Nos anos cinquenta, seus melhores filmes foram Ivanhoé, o Vingador do Rei / Ivanhoe / 1952; O Bígamo / The Bigamist / 1953; As Grandes Noites de Casanova / Casanova’s Big Night / 1954, uma boa comédia de Bob Hope; Suplício de uma Alma / Beyond a Reasonable Doubt / 1956, dirigido por Fritz Lang. Ela encerrou sua filmografia no cinema com três filmes nos anos sessenta: Viagem ao Fundo do Mar / Voyage to the Bottom of the Sea / 1961, Suave é a Noite / Tender is the Night / 1962, e  A Face do Demônio / The Witches /1966.

Joan trabalhou no teatro e na televisão e seus três primeiros maridos foram: o ator Brian Aherne, o produtor William Dozier, e o roteirista Collier Young. Ela investiu em frutas cítricas, fazendas de gado, petróleo e imóveis e se tornou presidente da Oakhurts Enterprises, corporação formada para gerir suas diversas empresas. Tirou brevê de piloto, foi campeã de balonismo, fez decoração de interiores como profissional, ganhou prêmio em torneio de pesca e tinha o título de Cordon Bleu em culinária.

A rivalidade entre as duas irmãs foi sempre divulgada pela imprensa de Hollywood.

Se a disputa entre elas era fato ou ficção, não se pode dizer ao certo; provavelmente a verdade estava no meio: havia algo de realidade e algo de fantasia imaginada por jornalistas de mexericos.

Irmãs Gabor e a mãe, Jolie.

Zsa Zsa (1917-   ), Eva (1919-1995) e Magda (1915-1997) Gabor.

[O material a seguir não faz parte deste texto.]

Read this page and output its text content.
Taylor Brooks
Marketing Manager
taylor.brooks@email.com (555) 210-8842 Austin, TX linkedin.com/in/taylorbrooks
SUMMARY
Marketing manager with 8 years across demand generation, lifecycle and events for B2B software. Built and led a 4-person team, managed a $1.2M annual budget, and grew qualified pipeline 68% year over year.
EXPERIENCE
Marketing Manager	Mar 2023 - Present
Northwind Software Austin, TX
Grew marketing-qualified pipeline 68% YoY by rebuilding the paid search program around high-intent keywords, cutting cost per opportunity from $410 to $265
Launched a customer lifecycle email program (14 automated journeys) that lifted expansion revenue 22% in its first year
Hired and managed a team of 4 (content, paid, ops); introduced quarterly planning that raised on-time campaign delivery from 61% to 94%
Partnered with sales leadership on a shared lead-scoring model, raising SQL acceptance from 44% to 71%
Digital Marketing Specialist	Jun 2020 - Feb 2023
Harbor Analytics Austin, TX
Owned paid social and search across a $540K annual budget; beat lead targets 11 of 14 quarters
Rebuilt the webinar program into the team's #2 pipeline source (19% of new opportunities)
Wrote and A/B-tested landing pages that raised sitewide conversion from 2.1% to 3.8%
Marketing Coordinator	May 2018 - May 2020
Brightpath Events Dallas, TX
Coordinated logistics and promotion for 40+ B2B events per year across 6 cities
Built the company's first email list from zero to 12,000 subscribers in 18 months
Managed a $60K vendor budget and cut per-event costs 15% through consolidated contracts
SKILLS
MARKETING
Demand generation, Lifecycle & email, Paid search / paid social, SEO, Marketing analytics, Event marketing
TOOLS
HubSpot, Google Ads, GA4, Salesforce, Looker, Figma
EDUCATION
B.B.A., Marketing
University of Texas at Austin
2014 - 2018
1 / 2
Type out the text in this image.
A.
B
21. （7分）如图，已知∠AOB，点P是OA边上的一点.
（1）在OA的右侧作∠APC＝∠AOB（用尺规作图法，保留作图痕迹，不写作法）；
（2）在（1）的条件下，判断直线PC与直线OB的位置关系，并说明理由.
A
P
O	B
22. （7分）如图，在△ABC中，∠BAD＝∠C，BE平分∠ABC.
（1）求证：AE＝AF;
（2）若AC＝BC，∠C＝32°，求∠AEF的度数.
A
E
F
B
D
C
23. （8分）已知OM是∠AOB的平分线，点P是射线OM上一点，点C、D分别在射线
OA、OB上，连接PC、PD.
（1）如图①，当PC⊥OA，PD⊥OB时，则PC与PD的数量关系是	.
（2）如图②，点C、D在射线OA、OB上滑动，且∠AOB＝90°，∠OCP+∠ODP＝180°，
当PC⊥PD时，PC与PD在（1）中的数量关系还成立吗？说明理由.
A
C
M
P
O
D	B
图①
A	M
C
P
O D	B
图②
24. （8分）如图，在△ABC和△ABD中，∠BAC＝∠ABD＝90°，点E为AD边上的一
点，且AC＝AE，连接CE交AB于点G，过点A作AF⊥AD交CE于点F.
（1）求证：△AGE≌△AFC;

Sári, Eva e Magdolna nasceram em Budapest, Hungria, filhas de Vilmos (Farkas Miklós Gábor / nome materno Grün), soldado e Jolie (Jansieka Tilleman), herdeira de uma joalheria, ambos de família judaica. Aos 13 anos de idade, Sári (Zsa Zsa) estudou em um colégio interno na Suiça e, enquanto terminava seus estudos, foi descoberta pelo tenor Richard Tauber, que a convidou para ser a soubrette na sua nova opereta “Der singende Traum. Em 1936, ela foi coroada Miss Hungria, mas depois desqualificada, por ter ocultado sua verdadeira idade. Em 1941, emigrou para os Estados Unidos, onde já estava sua irmã Eva. Em 1952, fez seus dois primeiros filmes, O Amor Nasceu em Paris / Lovely to Look At e Travessuras de Casados / We’re Not Married em papéis pequenos; mas, no mesmo ano, conseguiu se destacar como Jane Avril em Moulin Rouge / Moulin Rouge, dirigido por John Huston. Nos anos seguintes, atuou em filmes importantes como atriz principal (O Inimigo Público nº1 / L’Ennemi Public nº1 /1953 com Fernandel, Luz e Sangue / Sang et Lumière / 1954 com Daniel Gélin, Ball der Nationen / 1954 com Gustav Fröelich; Destruí Minha Própria Vida / Death of a Scoundrel com George Sanders e Yvonne De Carlo); como coadjuvante (Lili / Lili / 1953, O Rei do Circo / 3 Ring Circus / 1954 com Dean Martin e Jerry Lewis, The Man Who Wouldn’t Talk / 1958 com Anna Neagle; em breves aparições (A Marca da Maldade / Touch of Evil / 1958, ) ou como ela mesma (Pepe / Pepe / 1960, Valete de Ouros / Jack of Diamonds / 1967, A Familia Buscapé / The Beverly Hillbillies / 1993; A Volta da Família Sol-Lá-Si-Dó / A Very Brady Sequel, seu útimo filme, em 1996).

Zsa Zsa Gabor

Entre 1955-1995, Zsa Zsa trabalhou no teatro e apareceu em muitas séries e programas de entrevistas da televisão e em 1990 foi condenada a três dias de prisão, por ter agredido um policial; porém ficou mais famosa pela quantidade de suas jóias e maridos (nove ao todo, entre eles o hoteleiro Conrad Hilton e o ator George Sanders). Uma vez ela declarou: “Sou uma ótima dona-de-casa. Toda vez que deixo um homem, fico com a sua casa”.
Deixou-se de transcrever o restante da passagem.